There will be inevitable ultra-basic mistakes, especially if you're also not familiar with testing the code you're actually writing.

I say this as a specialist using an IDE and having had PRs sent to me that weren't even syntactically valid, because the developer was not using an LSP in a language they were not familiar with.




Maybe submitting PRs with code that wasn't even run is the problem, not IDE features?


...and if you're new to the language, it's easy to trip up, especially if you also have habits of not always testing even "simple" code.

It's not the sole cause to not use IDE tooling, but it is a significant contributor.


Not using LSP does not mean not compiling/running. Using an LSP should not qualify you to commit without compiling or running either!


If you're new to the language or stack and make absurdly basic syntax mistakes, yes I consider using an LSP-capable editor of some kind a qualifier.
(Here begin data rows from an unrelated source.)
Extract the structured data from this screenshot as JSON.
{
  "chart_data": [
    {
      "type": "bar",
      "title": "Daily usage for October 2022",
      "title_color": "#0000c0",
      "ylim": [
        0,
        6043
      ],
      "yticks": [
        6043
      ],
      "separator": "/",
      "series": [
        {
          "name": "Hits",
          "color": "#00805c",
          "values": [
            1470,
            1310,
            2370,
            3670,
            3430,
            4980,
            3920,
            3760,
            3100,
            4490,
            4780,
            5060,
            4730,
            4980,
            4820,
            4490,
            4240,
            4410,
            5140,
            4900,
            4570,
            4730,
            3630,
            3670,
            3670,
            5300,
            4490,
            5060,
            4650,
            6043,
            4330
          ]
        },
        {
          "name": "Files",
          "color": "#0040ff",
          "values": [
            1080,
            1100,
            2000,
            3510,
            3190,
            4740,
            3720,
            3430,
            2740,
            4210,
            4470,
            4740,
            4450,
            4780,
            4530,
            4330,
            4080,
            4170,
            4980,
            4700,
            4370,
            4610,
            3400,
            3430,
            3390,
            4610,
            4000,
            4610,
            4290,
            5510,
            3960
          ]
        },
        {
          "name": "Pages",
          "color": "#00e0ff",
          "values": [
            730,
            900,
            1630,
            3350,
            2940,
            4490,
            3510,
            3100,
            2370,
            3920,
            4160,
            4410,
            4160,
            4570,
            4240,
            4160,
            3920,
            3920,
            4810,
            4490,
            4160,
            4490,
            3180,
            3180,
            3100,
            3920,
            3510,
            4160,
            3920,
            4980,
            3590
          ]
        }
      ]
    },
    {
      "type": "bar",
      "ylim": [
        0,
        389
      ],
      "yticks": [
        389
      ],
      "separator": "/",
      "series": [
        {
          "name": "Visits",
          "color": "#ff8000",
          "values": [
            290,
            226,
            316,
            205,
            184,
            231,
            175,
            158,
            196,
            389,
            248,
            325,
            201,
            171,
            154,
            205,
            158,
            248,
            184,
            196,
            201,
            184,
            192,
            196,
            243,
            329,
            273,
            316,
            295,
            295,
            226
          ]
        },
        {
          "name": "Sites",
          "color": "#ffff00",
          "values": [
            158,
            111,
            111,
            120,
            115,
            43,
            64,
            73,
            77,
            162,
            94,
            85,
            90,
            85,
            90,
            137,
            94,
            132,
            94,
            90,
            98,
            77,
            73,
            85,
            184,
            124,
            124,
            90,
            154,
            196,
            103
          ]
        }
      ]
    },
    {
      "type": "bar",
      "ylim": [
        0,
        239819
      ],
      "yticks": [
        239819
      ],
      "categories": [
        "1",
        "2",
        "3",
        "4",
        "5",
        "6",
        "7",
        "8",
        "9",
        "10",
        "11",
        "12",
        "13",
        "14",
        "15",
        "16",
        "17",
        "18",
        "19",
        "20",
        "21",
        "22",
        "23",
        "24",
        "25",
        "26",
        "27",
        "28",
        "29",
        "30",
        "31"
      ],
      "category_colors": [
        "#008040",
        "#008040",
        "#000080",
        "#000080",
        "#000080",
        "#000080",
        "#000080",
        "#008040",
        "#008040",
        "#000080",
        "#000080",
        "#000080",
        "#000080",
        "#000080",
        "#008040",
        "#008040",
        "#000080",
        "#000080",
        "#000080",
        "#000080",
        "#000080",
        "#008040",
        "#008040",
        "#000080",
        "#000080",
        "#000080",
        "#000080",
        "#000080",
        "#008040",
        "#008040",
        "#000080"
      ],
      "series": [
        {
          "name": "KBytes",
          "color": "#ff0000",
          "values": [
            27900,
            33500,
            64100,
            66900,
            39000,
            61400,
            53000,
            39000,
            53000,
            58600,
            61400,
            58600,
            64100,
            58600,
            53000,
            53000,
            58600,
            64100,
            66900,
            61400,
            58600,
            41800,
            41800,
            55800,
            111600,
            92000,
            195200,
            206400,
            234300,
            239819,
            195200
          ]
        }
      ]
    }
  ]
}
Don't do your job worse just because of your tooling preference. Do what you want when you know you can do the job well and not waste reviewer time.


This happen with IDE people too, and even more often with LSP people. Too many people take what the tooling say as gospel instead of taking the time to get an understanding of what they are doing.


Making mistakes within code logic can happen with any degree of tool, yes.

Using an LSP will at least clearly highlight when you're making the most basic syntax mistake.

Don't do your job worse in tech you don't know when you're expected to perform at a certain professional level.